The job was tied to his house, which meant if he couldn’t work, he, wife Anne and young daughters Caitlin and Mhairi, could be homeless. At the time, the Blair government’s Scottish Office agricultural minister, Lord John Sewel, said farmers would need to market their way out of the crisis.
“How do you do that if you’re a farmer? You grow the food and somebody else sells it for you. That’s not our job. You can’t go to the supermarket and say will you buy my lamb for me? That’s not how they work. Local butchers were going out of business because of the BSE panic, because of the power of supermarkets, the collapse in the red meat place. All of these things were conspiring like this perfect storm.”
Sewel’s words played on Fairlie’s mind, even as he and Anne and the girls drove to France for a caravaning break, arriving at a half closed, out of season campsite where it rained for days.
Desperate for something to do, he took the family to a nearby farmer’s market. It was a revelation that he freely admits changed his life.
“And I remember saying to Anne, ‘this is it’. And she goes ‘what are you talking about?’ I said, ‘look at this, they’ve got hams, they’ve got bacon, they’ve got bread, they’ve got cheese.’ I said this is how we’re going to do it. We’ll do this at home, farmers’ markets. So that’s where it started. That was the idea behind it.”
It was, he said, probably the start of his political career. Especially dealing with the “obfuscation and stalling” as he tried to get things done.
It took time to persuade the council, to convince farmers, and to assure butchers that this wouldn’t be bad for business. Eventually, the local authority enthusiastically agreed to a pilot market, backed up by a hefty PR campaign.
It was, however, an instant success, with stall holders selling out within a couple hours of opening.
“It was a big, big day in my life. And it started a whole ball rolling in terms of food culture in Scotland,” Fairlie says.
Scotland’s food culture was set to be tested again a few years later when the G8 summit came to Auchterarder, and the then French president turned his nose up at the prospect of what he might be fed.

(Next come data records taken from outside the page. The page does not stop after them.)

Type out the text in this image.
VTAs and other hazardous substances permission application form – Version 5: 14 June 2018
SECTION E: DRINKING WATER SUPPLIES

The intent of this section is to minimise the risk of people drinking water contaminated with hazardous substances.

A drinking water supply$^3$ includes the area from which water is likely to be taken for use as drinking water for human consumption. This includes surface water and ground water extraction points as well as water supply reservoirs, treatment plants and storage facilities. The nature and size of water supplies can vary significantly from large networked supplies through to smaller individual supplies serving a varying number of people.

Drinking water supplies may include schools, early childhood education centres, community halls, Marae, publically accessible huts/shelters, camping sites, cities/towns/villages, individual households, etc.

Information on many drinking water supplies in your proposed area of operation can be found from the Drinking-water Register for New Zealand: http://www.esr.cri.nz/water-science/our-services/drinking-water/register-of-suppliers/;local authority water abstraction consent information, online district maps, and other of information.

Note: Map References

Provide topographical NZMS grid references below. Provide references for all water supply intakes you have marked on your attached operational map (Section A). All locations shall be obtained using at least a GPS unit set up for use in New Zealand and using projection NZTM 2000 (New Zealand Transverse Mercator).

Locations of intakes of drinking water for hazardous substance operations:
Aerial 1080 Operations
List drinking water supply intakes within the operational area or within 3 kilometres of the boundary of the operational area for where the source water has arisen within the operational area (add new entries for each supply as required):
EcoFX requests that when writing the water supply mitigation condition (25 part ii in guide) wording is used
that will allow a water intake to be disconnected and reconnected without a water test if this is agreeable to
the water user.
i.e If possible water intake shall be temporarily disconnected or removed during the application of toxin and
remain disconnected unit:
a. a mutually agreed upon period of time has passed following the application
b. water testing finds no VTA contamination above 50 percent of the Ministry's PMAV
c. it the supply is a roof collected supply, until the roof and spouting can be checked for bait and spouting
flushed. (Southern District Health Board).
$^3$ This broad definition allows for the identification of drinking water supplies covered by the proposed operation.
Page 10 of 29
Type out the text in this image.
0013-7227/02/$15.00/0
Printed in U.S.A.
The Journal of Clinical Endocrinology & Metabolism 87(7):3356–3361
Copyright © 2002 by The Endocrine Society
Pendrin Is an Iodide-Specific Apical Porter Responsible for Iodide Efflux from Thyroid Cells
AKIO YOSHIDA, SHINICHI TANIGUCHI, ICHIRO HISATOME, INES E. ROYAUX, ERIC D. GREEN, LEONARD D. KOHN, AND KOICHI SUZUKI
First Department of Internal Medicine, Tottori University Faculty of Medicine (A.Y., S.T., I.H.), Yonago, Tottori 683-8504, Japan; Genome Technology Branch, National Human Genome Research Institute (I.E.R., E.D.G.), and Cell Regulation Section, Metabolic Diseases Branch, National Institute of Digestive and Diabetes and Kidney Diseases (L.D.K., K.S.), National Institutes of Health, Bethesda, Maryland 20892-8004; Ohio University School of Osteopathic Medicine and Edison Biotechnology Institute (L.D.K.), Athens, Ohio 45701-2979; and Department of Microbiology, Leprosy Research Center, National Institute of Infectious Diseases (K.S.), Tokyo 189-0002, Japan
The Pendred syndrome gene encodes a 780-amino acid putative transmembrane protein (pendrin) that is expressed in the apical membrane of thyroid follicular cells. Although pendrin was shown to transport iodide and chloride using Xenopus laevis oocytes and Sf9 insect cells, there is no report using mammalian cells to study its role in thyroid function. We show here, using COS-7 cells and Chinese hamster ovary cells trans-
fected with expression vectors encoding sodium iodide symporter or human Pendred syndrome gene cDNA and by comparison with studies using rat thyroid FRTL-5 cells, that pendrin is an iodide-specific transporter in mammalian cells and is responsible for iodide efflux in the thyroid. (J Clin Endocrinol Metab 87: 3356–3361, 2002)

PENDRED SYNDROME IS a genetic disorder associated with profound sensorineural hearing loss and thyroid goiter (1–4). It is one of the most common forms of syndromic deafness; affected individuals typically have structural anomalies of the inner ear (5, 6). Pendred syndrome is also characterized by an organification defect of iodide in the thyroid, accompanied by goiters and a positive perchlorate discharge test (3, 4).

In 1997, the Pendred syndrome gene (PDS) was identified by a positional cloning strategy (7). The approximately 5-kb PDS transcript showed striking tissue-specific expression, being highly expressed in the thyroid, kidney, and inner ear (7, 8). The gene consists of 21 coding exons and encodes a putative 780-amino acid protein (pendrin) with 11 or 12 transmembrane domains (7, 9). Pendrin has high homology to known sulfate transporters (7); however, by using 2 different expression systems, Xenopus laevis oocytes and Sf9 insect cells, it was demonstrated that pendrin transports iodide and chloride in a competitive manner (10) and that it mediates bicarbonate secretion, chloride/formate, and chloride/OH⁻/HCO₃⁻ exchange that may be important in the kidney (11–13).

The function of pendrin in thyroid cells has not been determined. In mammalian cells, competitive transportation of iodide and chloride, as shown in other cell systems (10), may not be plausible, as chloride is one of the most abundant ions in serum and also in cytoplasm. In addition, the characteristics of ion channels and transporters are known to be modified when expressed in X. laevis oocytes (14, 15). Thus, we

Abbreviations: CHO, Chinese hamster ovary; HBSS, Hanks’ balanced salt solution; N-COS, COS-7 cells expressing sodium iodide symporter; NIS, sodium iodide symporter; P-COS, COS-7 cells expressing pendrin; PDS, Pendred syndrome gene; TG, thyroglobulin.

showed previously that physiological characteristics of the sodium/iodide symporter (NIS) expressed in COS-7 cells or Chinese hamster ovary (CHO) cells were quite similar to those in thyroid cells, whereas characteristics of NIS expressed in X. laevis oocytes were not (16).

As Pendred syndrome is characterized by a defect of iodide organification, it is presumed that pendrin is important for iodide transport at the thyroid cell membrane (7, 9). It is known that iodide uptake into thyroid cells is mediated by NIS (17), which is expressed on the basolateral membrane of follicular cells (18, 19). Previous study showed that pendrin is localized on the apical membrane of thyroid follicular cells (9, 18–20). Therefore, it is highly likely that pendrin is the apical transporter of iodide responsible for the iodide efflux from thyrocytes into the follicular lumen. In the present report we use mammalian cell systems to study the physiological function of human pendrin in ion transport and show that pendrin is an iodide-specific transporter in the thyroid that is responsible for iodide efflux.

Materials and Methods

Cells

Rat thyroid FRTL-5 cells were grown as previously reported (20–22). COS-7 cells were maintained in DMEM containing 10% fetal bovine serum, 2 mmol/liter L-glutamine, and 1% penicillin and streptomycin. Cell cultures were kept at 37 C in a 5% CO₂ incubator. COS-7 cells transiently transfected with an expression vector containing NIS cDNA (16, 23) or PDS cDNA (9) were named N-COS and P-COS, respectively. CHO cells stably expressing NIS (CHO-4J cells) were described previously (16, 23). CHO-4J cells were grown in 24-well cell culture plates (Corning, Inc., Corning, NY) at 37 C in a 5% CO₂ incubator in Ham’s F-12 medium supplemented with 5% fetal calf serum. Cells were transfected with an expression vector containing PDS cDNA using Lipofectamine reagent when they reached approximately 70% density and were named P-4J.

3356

Standing alongside Vladimir Putin and then German chancellor, Gerhard Schröder, Jacques Chirac joked: “You can’t trust people who cook as badly as that. After Finland, it’s the country with the worst food.”
He recalled how the former Nato secretary-general George Robertson once insisted he try haggis.
“That’s where our problems with Nato come from,” the frenchman said.
However, the menu was being prepared by Fairlie’s brother, the late, Michelin starred chef, Andrew. The G8 leaders were fed roast fillet of lamb. Fairlie’s lamb.
At the end of the meal, Chirac asked to see the chef and stood up and said, “That was fantastic food.”
“He was made to eat his words,” Fairlie said, “which was largely, well, all down to the fact that Andy was such a brilliant chef.”
His brother died three years ago at the age of 55 after suffering from a brain tumour. He wasn’t just one of Scotland’s best chefs, but someone who, in part thanks to that Chirac moment, helped transform Scotland’s culinary scene.
Andrew was far more gung-ho when it came to politics than his little brother, serving on Yes Scotland’s advisory board.
Jim, while he was always sure he was a supporter of Scottish independence, caught his wife of 30 years by surprise when he told her he was going to go and campaign ahead of the 2014 vote.
By that time, the two of them had, almost accidentally, ended up in outside catering, offering quality rather than quick food at festivals and events throughout the country. It’s not so much the animals or the outdoors that he misses now that he’s in parliament, but that he doesn’t get to spend so much time with Anne.
One voter he was quick to win over at the last election was his dad. Jim snr had fallen out with the SNP back in 1990, leaving over the party’s pro-EU stance. He’s been a strident critic ever since, and still takes to Twitter to make clear his displeasure.
However, he put all that to one side, and for the first time in 35 years, voted for the SNP, voted to send his son to Holyrood.